This submission focuses on the topics of sexual violence, women’s and girls’ sexual and reproductive health and rights, and the protection of students, teachers, and schools during time of armed conflict.

Sexual Violence Against Women and Girls (article 14)

Human Rights Watch published research in December 2018 that found that armed groups, including groups that emerged from the Revolutionary Armed Forces of Colombia (Fuerzas Armadas Revolucionarias de Colombia, FARC) were committing rape and other sexual abuses in the southweastern municipality of Tumaco.[1] From January 2017 through the end of September 2018, 74 people in Tumaco were victims of “crimes against sexual integrity” (including rape and other sexual crimes) related to armed conflict in Tumaco, according to Colombia’s Victims’ Registry—by far the highest such figure for any municipality in Colombia. Further, official statistics likely vastly underrepresent the true scope of sexual violence in Tumaco, as many cases go unreported.

Human Rights Watch documented 11 cases of rape or attempted rape that have occurred in Tumaco since mid-2016.

A prosecutor and two human rights officials told us that in many cases women are coerced into becoming the sexual partners of armed group members. As one put it, “they can’t say ‘no’ to the commander.” Human Rights Watch documented six cases in which women decided to leave their homes after armed men ordered them or their daughters to become their sexual partners. In three of the cases, when the women refused, the armed men threatened to rape them or kill them or their relatives. In the three others, parents fled with their children, fearing that armed men would recruit them or rape them.  

In 2017, Human Rights Watch documented that members of the Gaitanist self-defenses of Colombia (Autodefensas Gaitanistas de Colombia, AGC) coerced girls as young as 12 to be their sexual partners in the western province of Chocó. In one Afro-Colombian community, two residents said that at least five girls under 18 have become pregnant by AGC members in recent years. A 12-year-old girl gave birth to the child of an AGC member in March 2016, and fled with her newborn daughter for fear of the group, a relative said. A 15-year-old girl became pregnant with the child of an AGC member in 2012.

A Chocó justice official and an official with the ombudsman’s office said in separate interviews that child pregnancies by AGC members are common in other nearby communities as well.
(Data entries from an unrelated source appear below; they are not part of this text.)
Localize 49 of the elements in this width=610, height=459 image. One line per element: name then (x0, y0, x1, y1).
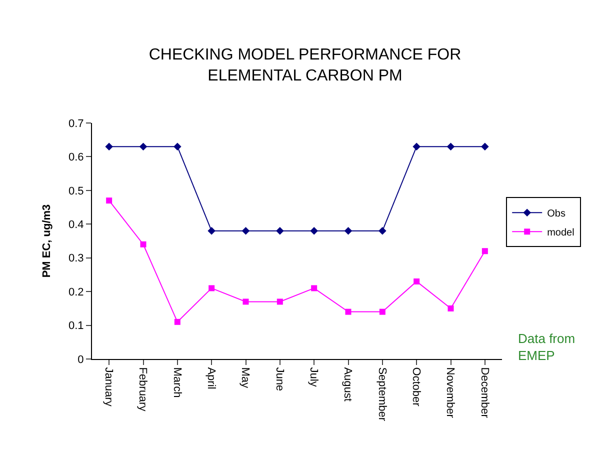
point (242, 298, 249, 305)
point (208, 285, 215, 292)
y-tick-label: 0.6 (68, 152, 84, 164)
point (174, 318, 180, 325)
y-tick-label: 0.3 (68, 252, 84, 265)
point (414, 278, 420, 284)
x-tick-label: January (102, 367, 115, 407)
point (446, 142, 455, 150)
x-tick-label: October (410, 367, 422, 407)
x-tick-label: March (170, 367, 183, 398)
x-tick-label: August (342, 367, 354, 402)
y-tick-label: 0 (78, 354, 84, 366)
point (105, 142, 113, 150)
point (106, 198, 112, 204)
point (448, 305, 454, 312)
x-tick-label: May (239, 367, 252, 388)
point (276, 298, 283, 305)
point (379, 308, 386, 315)
point (276, 226, 284, 235)
point (140, 241, 146, 248)
x-tick-label: July (308, 367, 320, 388)
x-tick-label: June (273, 367, 286, 392)
x-tick-label: September (376, 367, 388, 422)
point (174, 142, 182, 150)
chart-title: CHECKING MODEL PERFORMANCE FOR ELEMENTAL CARBON PM (148, 46, 462, 84)
y-tick-label: 0.7 (68, 118, 84, 130)
x-tick-label: November (444, 367, 456, 418)
y-axis-title: PM EC, ug/m3 (41, 204, 54, 278)
x-tick-label: February (136, 367, 149, 412)
legend-label: model (547, 228, 574, 239)
point (242, 226, 250, 235)
y-tick-label: 0.4 (68, 218, 84, 231)
point (344, 226, 352, 235)
point (481, 142, 489, 150)
y-tick-label: 0.5 (68, 185, 84, 198)
y-tick-label: 0.2 (68, 286, 84, 298)
y-tick-label: 0.1 (68, 320, 84, 332)
legend-label: Obs (547, 208, 566, 220)
point (311, 285, 318, 292)
point (345, 308, 352, 315)
point (412, 142, 420, 150)
point (208, 226, 216, 235)
point (482, 248, 488, 254)
point (139, 142, 148, 150)
text: Data from EMEP (518, 331, 576, 363)
point (378, 226, 386, 235)
point (310, 226, 318, 235)
x-tick-label: April (205, 367, 218, 390)
x-tick-label: December (478, 367, 490, 418)
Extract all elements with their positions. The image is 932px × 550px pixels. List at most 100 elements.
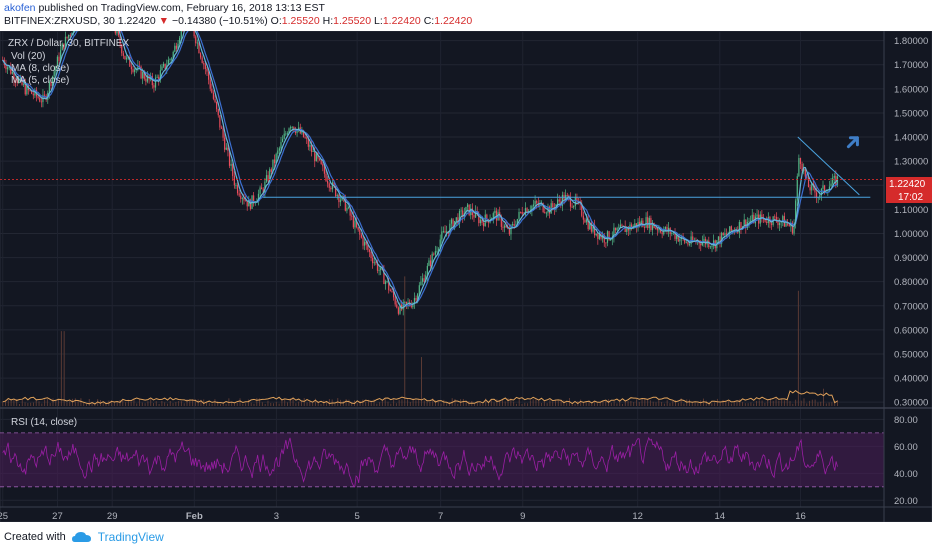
close-label: C: — [423, 15, 435, 27]
candle-body — [796, 176, 798, 201]
candle-body — [294, 130, 297, 134]
trading-chart[interactable]: 0.30000 0.40000 0.50000 0.60000 0.70000 0.800… — [0, 31, 932, 522]
arrow-up-right-icon[interactable] — [846, 136, 859, 149]
candle-body — [15, 80, 17, 82]
price-tick-label: 0.80000 — [894, 277, 928, 288]
candle-body — [391, 291, 393, 293]
candle-body — [153, 85, 155, 88]
candle-body — [778, 222, 781, 226]
candle-body — [10, 66, 12, 74]
time-tick-label: 9 — [520, 511, 525, 522]
candle-body — [322, 164, 324, 167]
candle-body — [605, 242, 607, 244]
candle-body — [703, 238, 705, 242]
candle-body — [198, 42, 200, 54]
candle-body — [286, 133, 289, 135]
candle-body — [450, 219, 453, 224]
rsi-axis-labels: 20.00 40.00 60.00 80.00 — [894, 415, 918, 507]
tradingview-cloud-icon — [71, 532, 91, 542]
tradingview-brand[interactable]: TradingView — [97, 530, 164, 544]
price-axis-labels: 0.30000 0.40000 0.50000 0.60000 0.70000 0.800… — [894, 36, 928, 409]
candle-body — [199, 53, 202, 58]
footer: Created with TradingView — [4, 530, 164, 544]
candle-body — [122, 53, 124, 56]
candle-body — [536, 201, 538, 203]
candle-body — [811, 183, 813, 191]
candle-body — [412, 303, 414, 308]
candle-body — [269, 169, 271, 181]
candle-body — [404, 301, 406, 303]
candle-body — [328, 183, 330, 188]
candle-body — [124, 55, 126, 60]
symbol-info: BITFINEX:ZRXUSD, 30 1.22420 ▼ −0.14380 (… — [4, 15, 472, 27]
candle-body — [246, 200, 248, 207]
wedge-trendline[interactable] — [797, 136, 860, 196]
candle-body — [815, 192, 818, 198]
candle-body — [542, 203, 544, 213]
candle-body — [584, 219, 586, 223]
candle-body — [333, 182, 335, 187]
candle-body — [677, 235, 679, 242]
candle-body — [259, 187, 261, 194]
candle-body — [661, 232, 663, 235]
candle-body — [740, 222, 742, 230]
candle-body — [399, 304, 401, 314]
candle-body — [608, 231, 610, 240]
candle-body — [349, 207, 351, 216]
candle-body — [822, 185, 824, 189]
candle-body — [392, 291, 395, 298]
candle-body — [729, 226, 731, 234]
candle-body — [201, 57, 203, 63]
candle-body — [532, 204, 535, 206]
candle-body — [418, 285, 420, 294]
price-tick-label: 1.00000 — [894, 229, 928, 240]
author-link[interactable]: akofen — [4, 2, 36, 14]
candle-body — [156, 76, 158, 78]
candle-body — [359, 229, 361, 235]
candle-body — [745, 219, 747, 228]
candle-body — [5, 65, 7, 70]
candle-body — [824, 185, 826, 193]
rsi-tick-label: 40.00 — [894, 469, 918, 480]
candle-body — [125, 57, 128, 60]
candle-body — [51, 76, 54, 87]
candle-body — [384, 281, 387, 285]
candle-body — [621, 224, 623, 226]
candle-body — [520, 211, 522, 213]
candle-body — [594, 224, 596, 236]
candle-body — [410, 305, 412, 308]
candle-body — [663, 230, 665, 235]
open-label: O: — [270, 15, 282, 27]
candle-body — [513, 224, 515, 227]
candle-body — [280, 142, 282, 149]
candle-body — [320, 159, 322, 165]
candle-body — [307, 138, 309, 147]
candle-body — [18, 79, 20, 83]
price-tag-box — [886, 177, 932, 190]
candle-body — [616, 227, 618, 231]
candle-body — [370, 251, 372, 259]
candle-body — [273, 159, 276, 164]
price-grid — [0, 40, 884, 403]
candle-body — [372, 258, 374, 264]
candle-body — [225, 147, 227, 150]
candle-body — [386, 281, 388, 282]
candle-body — [518, 211, 520, 219]
candle-body — [310, 144, 313, 152]
candle-body — [455, 217, 457, 221]
rsi-tick-label: 60.00 — [894, 442, 918, 453]
candle-body — [738, 222, 740, 233]
candle-body — [50, 81, 52, 87]
candle-body — [63, 43, 65, 49]
candle-body — [48, 81, 50, 93]
candle-body — [161, 66, 163, 71]
price-tick-label: 1.70000 — [894, 60, 928, 71]
price-tick-label: 0.30000 — [894, 398, 928, 409]
candle-body — [43, 94, 46, 96]
price-change: −0.14380 (−10.51%) — [172, 15, 268, 27]
candle-body — [235, 184, 237, 186]
candle-body — [159, 70, 161, 81]
candle-body — [290, 127, 292, 129]
candle-body — [569, 197, 572, 207]
candle-body — [465, 206, 467, 214]
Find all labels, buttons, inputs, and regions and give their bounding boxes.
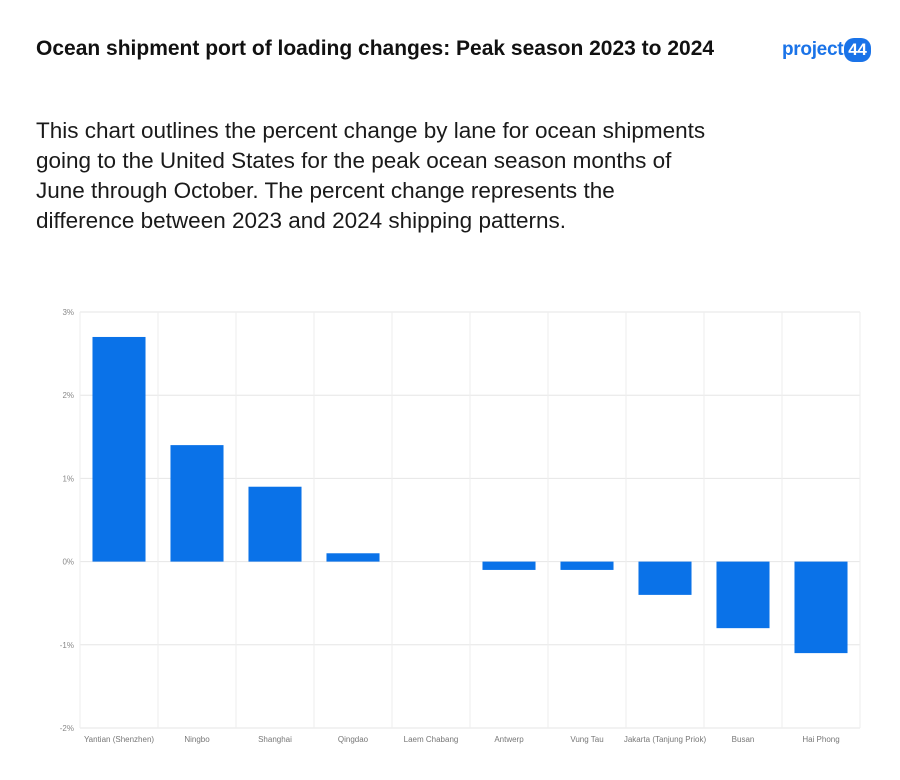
- logo-text: project: [782, 39, 844, 60]
- y-tick-label: 0%: [62, 558, 74, 567]
- bar-chart: 3% 2% 1% 0% -1% -2% Yantian (Shenzhen) Ningbo S…: [60, 308, 861, 744]
- bar: [92, 336, 146, 562]
- bar: [638, 561, 692, 595]
- logo-badge: 44: [844, 38, 871, 62]
- x-tick-label: Jakarta (Tanjung Priok): [624, 735, 707, 744]
- x-tick-label: Laem Chabang: [404, 735, 459, 744]
- gridlines: [79, 311, 861, 729]
- x-tick-label: Ningbo: [184, 735, 210, 744]
- x-tick-label: Shanghai: [258, 735, 292, 744]
- chart-description: This chart outlines the percent change b…: [36, 118, 706, 233]
- x-tick-label: Antwerp: [494, 735, 524, 744]
- x-tick-label: Hai Phong: [802, 735, 839, 744]
- y-tick-label: 3%: [62, 308, 74, 317]
- project44-logo: project 44: [782, 36, 871, 64]
- x-axis-tick-labels: Yantian (Shenzhen) Ningbo Shanghai Qingdao L…: [84, 735, 840, 744]
- y-tick-label: 2%: [62, 391, 74, 400]
- x-tick-label: Yantian (Shenzhen): [84, 735, 154, 744]
- bar: [326, 553, 380, 562]
- bar: [482, 561, 536, 570]
- x-tick-label: Vung Tau: [570, 735, 603, 744]
- bar: [248, 486, 302, 562]
- x-tick-label: Busan: [732, 735, 755, 744]
- chart-title: Ocean shipment port of loading changes: …: [36, 37, 715, 60]
- bars: [92, 336, 848, 654]
- bar: [560, 561, 614, 570]
- y-tick-label: -1%: [60, 641, 74, 650]
- y-axis-tick-labels: 3% 2% 1% 0% -1% -2%: [60, 308, 74, 733]
- bar: [794, 561, 848, 654]
- y-tick-label: 1%: [62, 474, 74, 483]
- x-tick-label: Qingdao: [338, 735, 369, 744]
- bar: [170, 445, 224, 562]
- y-tick-label: -2%: [60, 724, 74, 733]
- bar: [716, 561, 770, 629]
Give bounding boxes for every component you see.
The official from the ombudsman’s office said that, in some cases, such pregnancies resulted from rapes, but that families generally refrain from reporting rapes for fear of reprisals.[2]

We encourage the Committee make the following recommendations to the Colombian government:

·         Work with the municipal and provincial governments to ensure that survivors of sexual violence receive the aid and protection to which they are entitled under Colombian law.

·         Monitor failures to implement current laws and policies related to gender-based violence in Colombia, with a particular focus on sexual violence perpetrated by armed actors.

·         Increase the number of investigators and prosecutors in Tumaco handling forced displacement, disappearances, sexual violence, child recruitment, and other serious abuses.

·         Implement protection programs for victims of gender-based violence, so that victims who report violence receive adequate and durable protection, including in cases of sexual violence by armed actors.